Eliakim Littell (2 January 1797 in Burlington, New Jersey – 17 May 1870 in Brookline, Massachusetts) was a United States editor, the founder of a long-lived periodical named Littell's Living Age (1844-1941).
Littell moved to Philadelphia in 1819, and established a weekly literary paper entitled the National Recorder, whose name he changed in 1821 to the Saturday Magazine. In July 1822, he again changed it to a monthly called the Museum of Foreign Literature and Science, which was edited during the first year by Robert Walsh, and subsequently by himself and his brother Squier (born in Burlington, New Jersey, 9 December 1803; died in Philadelphia, Pennsylvania, 4 July 1886). After conducting this with great success for nearly 22 years, he moved to Boston, Massachusetts.
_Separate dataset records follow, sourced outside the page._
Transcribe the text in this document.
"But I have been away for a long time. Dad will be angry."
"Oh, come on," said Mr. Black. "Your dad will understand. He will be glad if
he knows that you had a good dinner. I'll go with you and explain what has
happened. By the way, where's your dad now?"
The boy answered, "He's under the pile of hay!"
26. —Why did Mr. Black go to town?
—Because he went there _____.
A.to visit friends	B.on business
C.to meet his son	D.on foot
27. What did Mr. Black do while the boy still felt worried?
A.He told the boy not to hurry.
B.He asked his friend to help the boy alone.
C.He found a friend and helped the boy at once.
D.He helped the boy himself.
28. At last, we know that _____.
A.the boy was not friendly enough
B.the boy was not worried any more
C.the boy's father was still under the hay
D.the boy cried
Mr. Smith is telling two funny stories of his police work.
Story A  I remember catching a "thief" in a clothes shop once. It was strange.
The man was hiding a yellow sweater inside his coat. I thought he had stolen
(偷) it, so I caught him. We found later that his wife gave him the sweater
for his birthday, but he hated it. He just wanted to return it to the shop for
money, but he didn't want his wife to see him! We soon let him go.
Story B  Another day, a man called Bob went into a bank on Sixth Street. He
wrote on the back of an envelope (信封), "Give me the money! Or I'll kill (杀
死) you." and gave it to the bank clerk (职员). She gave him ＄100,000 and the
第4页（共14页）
In Boston in April 1844 he began Littell's Living Age, a weekly literary periodical, published from an office at the corner of Bromfield and Tremont Streets. In 1855 he began the publication in Boston of the Panorama of Life and Literature, a monthly. Littell was the author of the “Compromise Tariff” which was advocated by Henry Clay and carried through the U.S. Congress during the administration of President Jackson.
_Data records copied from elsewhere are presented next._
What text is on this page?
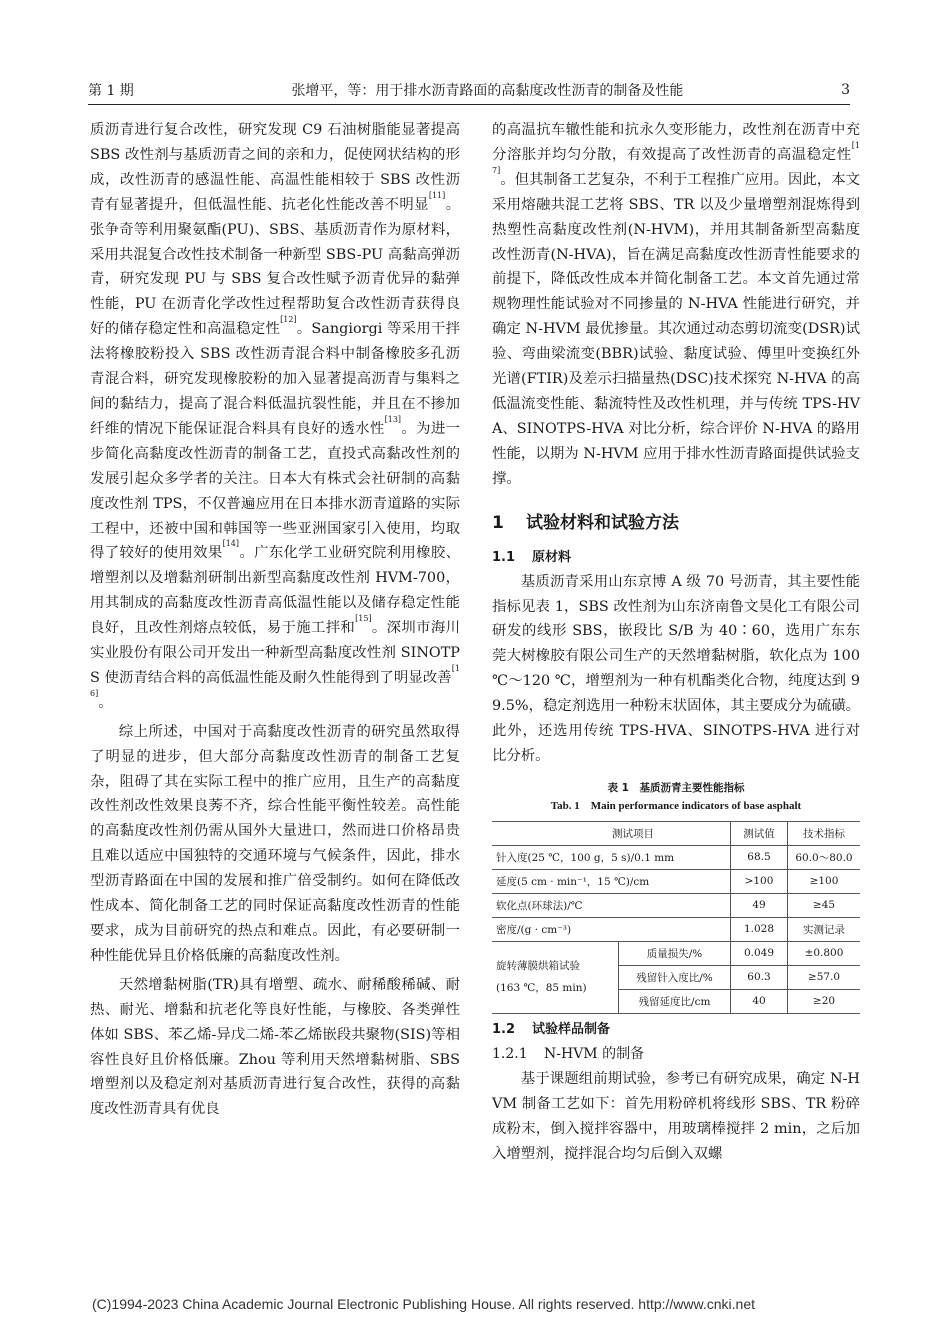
第 1 期	张增平，等：用于排水沥青路面的高黏度改性沥青的制备及性能	3

质沥青进行复合改性，研究发现 C9 石油树脂能显著提高 SBS 改性剂与基质沥青之间的亲和力，促使网状结构的形成，改性沥青的感温性能、高温性能相较于 SBS 改性沥青有显著提升，但低温性能、抗老化性能改善不明显[11]。张争奇等利用聚氨酯(PU)、SBS、基质沥青作为原材料，采用共混复合改性技术制备一种新型 SBS-PU 高黏高弹沥青，研究发现 PU 与 SBS 复合改性赋予沥青优异的黏弹性能，PU 在沥青化学改性过程帮助复合改性沥青获得良好的储存稳定性和高温稳定性[12]。Sangiorgi 等采用干拌法将橡胶粉投入 SBS 改性沥青混合料中制备橡胶多孔沥青混合料，研究发现橡胶粉的加入显著提高沥青与集料之间的黏结力，提高了混合料低温抗裂性能，并且在不掺加纤维的情况下能保证混合料具有良好的透水性[13]。为进一步简化高黏度改性沥青的制备工艺，直投式高黏改性剂的发展引起众多学者的关注。日本大有株式会社研制的高黏度改性剂 TPS，不仅普遍应用在日本排水沥青道路的实际工程中，还被中国和韩国等一些亚洲国家引入使用，均取得了较好的使用效果[14]。广东化学工业研究院利用橡胶、增塑剂以及增黏剂研制出新型高黏度改性剂 HVM-700，用其制成的高黏度改性沥青高低温性能以及储存稳定性能良好，且改性剂熔点较低，易于施工拌和[15]。深圳市海川实业股份有限公司开发出一种新型高黏度改性剂 SINOTPS 使沥青结合料的高低温性能及耐久性能得到了明显改善[16]。

综上所述，中国对于高黏度改性沥青的研究虽然取得了明显的进步，但大部分高黏度改性沥青的制备工艺复杂，阻碍了其在实际工程中的推广应用，且生产的高黏度改性剂改性效果良莠不齐，综合性能平衡性较差。高性能的高黏度改性剂仍需从国外大量进口，然而进口价格昂贵且难以适应中国独特的交通环境与气候条件，因此，排水型沥青路面在中国的发展和推广倍受制约。如何在降低改性成本、简化制备工艺的同时保证高黏度改性沥青的性能要求，成为目前研究的热点和难点。因此，有必要研制一种性能优异且价格低廉的高黏度改性剂。

天然增黏树脂(TR)具有增塑、疏水、耐稀酸稀碱、耐热、耐光、增黏和抗老化等良好性能，与橡胶、各类弹性体如 SBS、苯乙烯-异戊二烯-苯乙烯嵌段共聚物(SIS)等相容性良好且价格低廉。Zhou 等利用天然增黏树脂、SBS 增塑剂以及稳定剂对基质沥青进行复合改性，获得的高黏度改性沥青具有优良

的高温抗车辙性能和抗永久变形能力，改性剂在沥青中充分溶胀并均匀分散，有效提高了改性沥青的高温稳定性[17]。但其制备工艺复杂，不利于工程推广应用。因此，本文采用熔融共混工艺将 SBS、TR 以及少量增塑剂混炼得到热塑性高黏度改性剂(N-HVM)，并用其制备新型高黏度改性沥青(N-HVA)，旨在满足高黏度改性沥青性能要求的前提下，降低改性成本并简化制备工艺。本文首先通过常规物理性能试验对不同掺量的 N-HVA 性能进行研究，并确定 N-HVM 最优掺量。其次通过动态剪切流变(DSR)试验、弯曲梁流变(BBR)试验、黏度试验、傅里叶变换红外光谱(FTIR)及差示扫描量热(DSC)技术探究 N-HVA 的高低温流变性能、黏流特性及改性机理，并与传统 TPS-HVA、SINOTPS-HVA 对比分析，综合评价 N-HVA 的路用性能，以期为 N-HVM 应用于排水性沥青路面提供试验支撑。

1 试验材料和试验方法
1.1 原材料

基质沥青采用山东京博 A 级 70 号沥青，其主要性能指标见表 1，SBS 改性剂为山东济南鲁文昊化工有限公司研发的线形 SBS，嵌段比 S/B 为 40∶60，选用广东东莞大树橡胶有限公司生产的天然增黏树脂，软化点为 100 ℃～120 ℃，增塑剂为一种有机酯类化合物，纯度达到 99.5%，稳定剂选用一种粉末状固体，其主要成分为硫磺。此外，还选用传统 TPS-HVA、SINOTPS-HVA 进行对比分析。

表 1　基质沥青主要性能指标
Tab. 1　Main performance indicators of base asphalt
测试项目		测试值	技术指标
针入度(25 ℃，100 g，5 s)/0.1 mm		68.5	60.0～80.0
延度(5 cm · min⁻¹，15 ℃)/cm		>100	≥100
软化点(环球法)/℃		49	≥45
密度/(g · cm⁻³)		1.028	实测记录

旋转薄膜烘箱试验
(163 ℃，85 min)	质量损失/%	0.049	±0.800
	残留针入度比/%	60.3	≥57.0
	残留延度比/cm	40	≥20
1.2 试验样品制备
1.2.1 N-HVM 的制备

基于课题组前期试验，参考已有研究成果，确定 N-HVM 制备工艺如下：首先用粉碎机将线形 SBS、TR 粉碎成粉末，倒入搅拌容器中，用玻璃棒搅拌 2 min，之后加入增塑剂，搅拌混合均匀后倒入双螺

(C)1994-2023 China Academic Journal Electronic Publishing House. All rights reserved. http://www.cnki.net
His brother Squier Littell was a physician who eventually became surgeon to the Wills Ophthalmic Hospital of Philadelphia 1834-1864. His brother John Stockton Littell (born in Burlington, New Jersey, in 1806; died in Philadelphia, Pennsylvania, 11 July 1875) was an author who published a sketch of the Life, Character, and Services of Henry Clay and other pieces. Eliakim Littell's grandfather of the same name was a captain in the American Revolution, and did good service in the defence of Springfield, New Jersey, 4 June 1780. The brothers' cousin William Littell (born in New Jersey about 1780; died in Frankfort, Kentucky, in 1825) was a lawyer, a member of the Kentucky bar, who for many years reported the decisions of the court of appeals of Kentucky. In addition to his legal publications, he wrote Festoons of Fancy in Essays, Humorous, Sentimental, and Political, in Prose and Verse.